Good discussion can be found here:
And on the clinical side: personally, I would see lack of consent as an invitation for a conversation with my client. I would assume that in most cases the lack of consent might stem on a biased / paranoid perception which might be mitigated with some clarification.
Hi,
As an ED clinician I see a subgroup of patients who have a vested interest in me not knowing crucial aspects of their history. However, the patient isn’t paying me- the taxpayer does, and I have an obligation to provide good value for money to the taxpayer. It’s one reason we don’t have the opioid epidemic in NZ. Patients who don’t wish information shared need to pay for the cost of their episode of care; otherwise we end up repeating investigations, prescriptions, or procedures.
I do have stories of people presenting to ED recurrently with abdominal pain, omitting to mention for instance their sexual health history, and in some cases getting unnecessary operations. Prior to 2012 we didn’t have access to Mental Health notes; on gaining access the extent of some frequent attender’s problems expanded significantly, with important alterations in their care. If the patient decides what is best for them, we will have a series of addicts in no time. If we wish to act based on good medical practice, then sharing the information on patients is 100% essential. Patients who wish to influence decisions by withholding information need to pay for their healthcare, not be subsidised by the taxpayer, and the clinician looking after them needs to be aware they are trying to drive with one eye covered.
Most of the time, the reason the patient doesn’t want things documented in their medical record is because they don’t believe people who have access will use it appropriately. Breaches of patient confidentiality are an employment issue, and should be dealt with as such. Denying access to information is just creating risk for the patient- who will get inappropriate care - and the caring clinicians, who will provide the wrong treatment. In particular with a shared regional portal, we are creating the clinical expectation that the information required to provide care is all available in one spot. 99% fulfillment of that expectation does lead to disaster.
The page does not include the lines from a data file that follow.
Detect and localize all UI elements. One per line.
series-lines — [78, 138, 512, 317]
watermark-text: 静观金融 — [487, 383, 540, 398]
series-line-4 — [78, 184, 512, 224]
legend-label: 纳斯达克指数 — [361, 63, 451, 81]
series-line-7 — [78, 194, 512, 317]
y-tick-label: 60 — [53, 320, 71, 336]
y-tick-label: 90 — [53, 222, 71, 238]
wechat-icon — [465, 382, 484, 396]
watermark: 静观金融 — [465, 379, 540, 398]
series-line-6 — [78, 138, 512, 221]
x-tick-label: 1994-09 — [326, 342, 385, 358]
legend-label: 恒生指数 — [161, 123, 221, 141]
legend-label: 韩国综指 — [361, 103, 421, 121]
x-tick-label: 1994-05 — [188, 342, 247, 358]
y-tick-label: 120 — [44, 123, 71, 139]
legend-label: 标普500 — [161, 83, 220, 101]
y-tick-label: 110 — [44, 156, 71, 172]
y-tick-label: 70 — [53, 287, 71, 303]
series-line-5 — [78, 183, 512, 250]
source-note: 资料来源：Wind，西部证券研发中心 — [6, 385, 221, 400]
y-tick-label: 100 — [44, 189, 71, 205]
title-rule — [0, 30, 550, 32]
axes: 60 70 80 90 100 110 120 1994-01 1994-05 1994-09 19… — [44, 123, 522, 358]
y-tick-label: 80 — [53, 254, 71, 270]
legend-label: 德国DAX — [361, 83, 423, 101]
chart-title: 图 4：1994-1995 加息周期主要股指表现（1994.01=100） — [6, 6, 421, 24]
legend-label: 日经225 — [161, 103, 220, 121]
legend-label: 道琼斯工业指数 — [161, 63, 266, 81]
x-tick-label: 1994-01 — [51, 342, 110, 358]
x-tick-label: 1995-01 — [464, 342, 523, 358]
I love ED clinicians - you have a much more realistic perspective on the gritty realities of the human condition. Certainly more so than us in the Anaesthesia ivory tower.
Privacy vs public responsibility vs protection from oneself is a curly area, where the realms of politics / philosophy / religion intersect with clinical realities. It is not a place with easy answers; at least not ones we all agree on.
Making data sharing a condition of funding isn’t something that I had considered. It does raise the somewhat ugly possibility of only the wealthy being able to afford ‘privacy’ for sensitive issues, which makes me quite uncomfortable.